コロナ禍の影響もあり、2020年は前年比で縮小し、2022年頃まで落ち込みましたが、その後勢いを取り戻しました。2023年のサーバーOS市場は、前年比4.2%増となる6,179億円でした。IDC Japanによると、2024年は前年比0.3%減、さらに2025年から2026年にかけても若干の減少する見込みですが、サーバーOS市場が大きく落ち込むような影響はないと予測されています。
また、サーバーOS市場における中小企業からの需要は、コロナ禍以前には戻っていません。そのため、クラウド化やインボイス制度に伴う電子帳簿の導入などに合わせた提案をしていくことで、さらなる市場拡大の後押しになると示唆されています。
このように、サーバーOS市場は微減の傾向がある一方、その影響はほとんどありません。供給が行き届いていない部分も見られるため、市場拡大の余地があるといえます。サーバーOS市場を支えるLinuxの将来性も同様に期待できるでしょう。
クラウド化と親和性が高い
AWSやGCPといったIaaS製品の大半がLinux環境を想定しているため、Linuxはクラウドプラットフォームと相性が良いOSです。「動作が軽い」、「開発環境を構築しやすい」などの特徴も理由として考えられます。また、クラウドエンジニアの必須スキルとしてLinuxが挙げられる場合が多いです。クラウド化が普及していく中で、親和性の高いLinuxの知見を持つ人材の需要も高まっていくでしょう。
コストパフォーマンスが高い
企業がITシステムを構築・運用するコストは「TCO(Total Cost of Ownership:総保有コスト)で表されます。このTCOを抑制するためには、ライセンス料などランニングコストの削減が欠かせません。Linuxはオープンソースゆえに安価に維持しやすく、コストパフォーマンスが高いOSといえるでしょう。
柔軟性はサーバーOSの中で随一
Linuxの生みの親であるトーバルズ氏は、Linuxの最も大きな強みとして「柔軟性」を挙げています。
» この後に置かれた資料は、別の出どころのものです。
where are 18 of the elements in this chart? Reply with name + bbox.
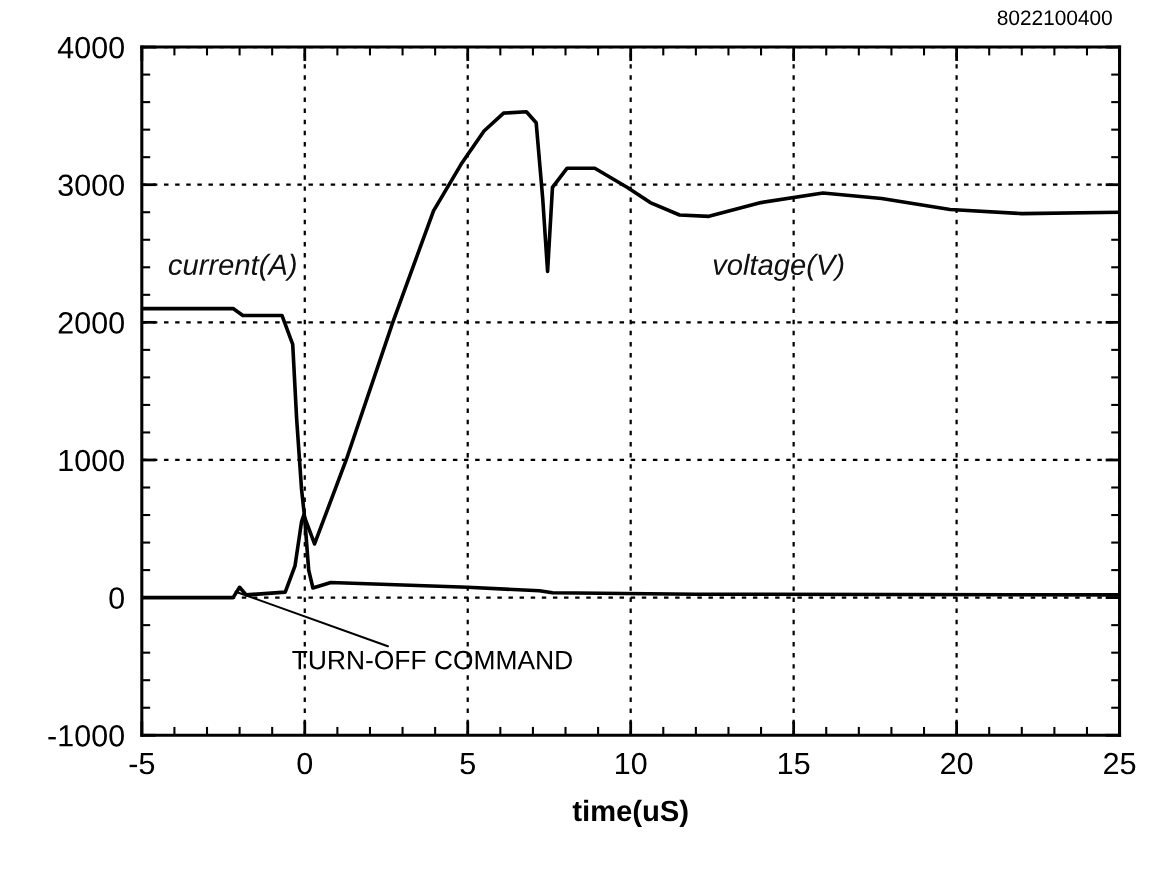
y-tick-label: 2000 [58, 312, 124, 334]
series-label: voltage(V) [713, 253, 844, 281]
y-tick-label: 3000 [58, 174, 124, 197]
x-tick-label: 0 [297, 752, 313, 775]
x-tick-label: 20 [941, 752, 973, 775]
y-tick-label: -1000 [48, 725, 124, 747]
x-tick-label: -5 [129, 753, 155, 775]
y-tick-label: 1000 [59, 449, 124, 472]
x-tick-label: 25 [1104, 752, 1136, 775]
annotation: TURN-OFF COMMAND [292, 650, 572, 670]
y-tick-label: 0 [109, 587, 124, 609]
x-tick-label: 10 [616, 752, 647, 775]
x-tick-label: 5 [460, 753, 475, 775]
x-tick-label: 15 [778, 753, 810, 775]
series-label: current(A) [168, 253, 296, 281]
y-tick-label: 4000 [57, 36, 124, 59]
x-axis-title: time(uS) [572, 799, 688, 828]
text: 8022100400 [997, 10, 1112, 26]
無償で公開されているLinuxカーネルを中心としつつ、さまざまな開発者が独自の機能を付与し、誰もが自由に利用できることがLinuxの特徴です。こうした柔軟性の高さは、変化の激しい現在のビジネス環境にマッチしています。また、オープンソースのため、特定ベンダーに依存しないこともメリットの1つです。
Linuxの将来性に対する懸念
Linuxの将来性を評価する材料は複数ありますが、その一方で懸念も存在します。たとえばLinuxをターゲットにしたウィルスの増加です。LinuxはWindowsに比べてシェアが小さく、ターゲットにされにくいOSといわれてきました。また、Linuxは「権限(パーミッション)」を管理するOSなので、外部からの不正アクセスは容易ではありません。
こうしたことから、Linuxはウィルスに感染しにくいとされてきましたが、Linuxの普及に伴って徐々にウィルスが増加する可能性もあります。そのため、セキュリティ対策コストの上昇が懸念されるでしょう。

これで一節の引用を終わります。